Menahan Street Band semble vouloir s’encanailler avec ce troisième album (…) à l’image du bien nommé “Cabin Fever”, de l’irrésistible “Midnight Morning” ou de l’enveloppant “Stepping Through Shadows” qui sonne comme si Angelo Badalamenti et Ennio Morricone étaient une seule et même personne

Pourtant, en quinze années d’existence, le Menahan Street Band s’est fait bien plus discret qu’omniprésent. Leur dernier album en date, The Crossing, était sorti en… 2012! Il faut dire qu’avec leurs différents projets, les cinq Américains avaient un emploi du temps plutôt chargé. Et puis, ils ont longtemps accompagné en tournée l’intense soulman Charles Bradley jusqu’à sa disparition en 2017. C’est donc un petit événement de les voir revenir en cette année 2021 avec un troisième album au titre aussi délibérément kitsch que gentiment prétentieux. Un titre qui rappelle beaucoup le vocabulaire de l’exotica: The Exciting Sounds of Menahan Street Band. Une impression exacerbée par la pochette sensuelle signée par celle que le magazine L’Officiel a surnommée “La pythie de Pasadena”, Ariana Papademetropoulos. Tout un programme.
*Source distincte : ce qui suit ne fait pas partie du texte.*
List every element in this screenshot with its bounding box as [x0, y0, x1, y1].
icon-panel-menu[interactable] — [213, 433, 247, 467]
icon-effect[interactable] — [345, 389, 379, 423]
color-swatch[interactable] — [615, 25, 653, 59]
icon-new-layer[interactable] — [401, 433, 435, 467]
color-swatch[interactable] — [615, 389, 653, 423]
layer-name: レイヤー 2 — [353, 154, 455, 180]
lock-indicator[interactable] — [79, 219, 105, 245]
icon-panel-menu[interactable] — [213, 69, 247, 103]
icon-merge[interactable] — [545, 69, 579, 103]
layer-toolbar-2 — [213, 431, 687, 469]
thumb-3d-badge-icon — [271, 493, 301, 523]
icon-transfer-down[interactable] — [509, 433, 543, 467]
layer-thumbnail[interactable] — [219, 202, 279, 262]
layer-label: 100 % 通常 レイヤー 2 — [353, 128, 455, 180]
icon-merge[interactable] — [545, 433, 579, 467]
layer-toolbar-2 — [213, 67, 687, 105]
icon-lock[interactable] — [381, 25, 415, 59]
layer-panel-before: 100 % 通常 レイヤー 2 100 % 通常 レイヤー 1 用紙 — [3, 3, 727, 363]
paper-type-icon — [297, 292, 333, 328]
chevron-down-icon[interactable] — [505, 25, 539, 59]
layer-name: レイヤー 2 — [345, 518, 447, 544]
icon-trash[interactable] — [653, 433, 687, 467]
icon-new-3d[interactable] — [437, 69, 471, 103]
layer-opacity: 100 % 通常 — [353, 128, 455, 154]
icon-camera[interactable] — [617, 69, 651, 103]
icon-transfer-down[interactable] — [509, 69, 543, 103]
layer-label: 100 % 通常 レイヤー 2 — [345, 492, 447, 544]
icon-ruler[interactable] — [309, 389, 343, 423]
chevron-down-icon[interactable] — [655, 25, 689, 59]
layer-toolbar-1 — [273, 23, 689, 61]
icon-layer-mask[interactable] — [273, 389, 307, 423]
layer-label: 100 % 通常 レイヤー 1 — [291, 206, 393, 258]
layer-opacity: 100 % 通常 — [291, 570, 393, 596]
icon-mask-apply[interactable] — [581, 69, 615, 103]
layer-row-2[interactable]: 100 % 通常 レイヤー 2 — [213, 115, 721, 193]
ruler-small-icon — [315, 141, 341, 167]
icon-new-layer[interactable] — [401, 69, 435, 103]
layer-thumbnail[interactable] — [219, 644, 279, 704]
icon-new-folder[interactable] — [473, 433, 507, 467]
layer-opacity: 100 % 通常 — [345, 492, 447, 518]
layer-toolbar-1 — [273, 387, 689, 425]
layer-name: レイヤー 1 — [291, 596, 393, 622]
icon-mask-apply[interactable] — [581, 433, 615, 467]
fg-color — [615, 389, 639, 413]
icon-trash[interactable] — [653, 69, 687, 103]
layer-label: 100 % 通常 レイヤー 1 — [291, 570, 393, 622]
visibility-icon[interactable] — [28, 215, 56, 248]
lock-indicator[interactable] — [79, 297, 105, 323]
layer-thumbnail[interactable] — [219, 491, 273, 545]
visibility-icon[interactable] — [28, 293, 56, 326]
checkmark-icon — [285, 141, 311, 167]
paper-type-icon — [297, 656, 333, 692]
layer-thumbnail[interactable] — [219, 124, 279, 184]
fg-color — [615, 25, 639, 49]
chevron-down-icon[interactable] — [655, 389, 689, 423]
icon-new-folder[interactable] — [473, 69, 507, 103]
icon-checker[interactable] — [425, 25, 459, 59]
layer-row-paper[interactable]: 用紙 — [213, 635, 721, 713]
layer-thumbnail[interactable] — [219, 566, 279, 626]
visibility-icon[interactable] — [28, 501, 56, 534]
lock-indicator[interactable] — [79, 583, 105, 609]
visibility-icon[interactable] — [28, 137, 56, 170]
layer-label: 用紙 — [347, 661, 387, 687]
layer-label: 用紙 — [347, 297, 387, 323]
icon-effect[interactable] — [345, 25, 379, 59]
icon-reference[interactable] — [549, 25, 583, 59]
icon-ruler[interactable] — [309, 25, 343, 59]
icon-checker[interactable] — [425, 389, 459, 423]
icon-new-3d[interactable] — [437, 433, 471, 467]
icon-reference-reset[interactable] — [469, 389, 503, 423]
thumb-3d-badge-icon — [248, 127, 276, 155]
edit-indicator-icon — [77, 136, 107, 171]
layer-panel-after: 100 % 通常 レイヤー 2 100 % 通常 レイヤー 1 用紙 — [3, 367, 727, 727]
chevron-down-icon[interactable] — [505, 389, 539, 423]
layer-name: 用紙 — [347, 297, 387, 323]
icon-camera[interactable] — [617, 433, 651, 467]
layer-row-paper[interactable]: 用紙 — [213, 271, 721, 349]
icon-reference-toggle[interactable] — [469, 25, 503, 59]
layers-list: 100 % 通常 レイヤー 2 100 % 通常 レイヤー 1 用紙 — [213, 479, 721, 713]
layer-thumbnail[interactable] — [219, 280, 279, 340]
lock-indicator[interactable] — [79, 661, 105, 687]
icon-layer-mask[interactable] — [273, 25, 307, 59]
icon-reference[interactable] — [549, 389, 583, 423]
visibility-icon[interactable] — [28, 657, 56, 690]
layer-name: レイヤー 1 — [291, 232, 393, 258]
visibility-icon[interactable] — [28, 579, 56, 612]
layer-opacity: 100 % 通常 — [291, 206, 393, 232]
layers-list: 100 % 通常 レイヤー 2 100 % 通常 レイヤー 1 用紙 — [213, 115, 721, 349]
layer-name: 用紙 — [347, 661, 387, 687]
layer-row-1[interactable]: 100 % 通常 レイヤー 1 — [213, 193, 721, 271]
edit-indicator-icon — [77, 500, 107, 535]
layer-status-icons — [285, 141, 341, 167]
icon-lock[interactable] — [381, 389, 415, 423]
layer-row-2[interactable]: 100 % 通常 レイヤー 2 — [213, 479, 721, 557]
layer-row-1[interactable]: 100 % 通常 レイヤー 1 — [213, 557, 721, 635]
Mais cette pochette n’est pas anodine. Car par rapport à ses deux premiers disques aux visuels très sages, le Menahan Street Band semble vouloir s’encanailler avec ce troisième album. Et pour un groupe vintage comme eux, s’encanailler, ça signifie s’échapper petit à petit des codes de la soul organique pour s’aventurer sur des terres plus synthétiques que par le passé à l’image du bien nommé “Cabin Fever”, de l’irrésistible “Midnight Morning” ou de l’enveloppant “Stepping Through Shadows” qui sonne comme si Angelo Badalamenti et Ennio Morricone étaient une seule et même personne.

On valide donc à 200% le nom de baptême de ce disque: ultra cinématographique et traversée par des accents trip-hop (“Rainy Day Lady”) ou afrobeat (“Snow Daye”), la soul instrumentale de Menahan Street Band ne ment pas sur la marchandise: elle est plurielle et excitante. The Exciting Sounds of Menahan Street Band, c’est quatorze titres et autant de gâteries et galipettes certifiées covid-free.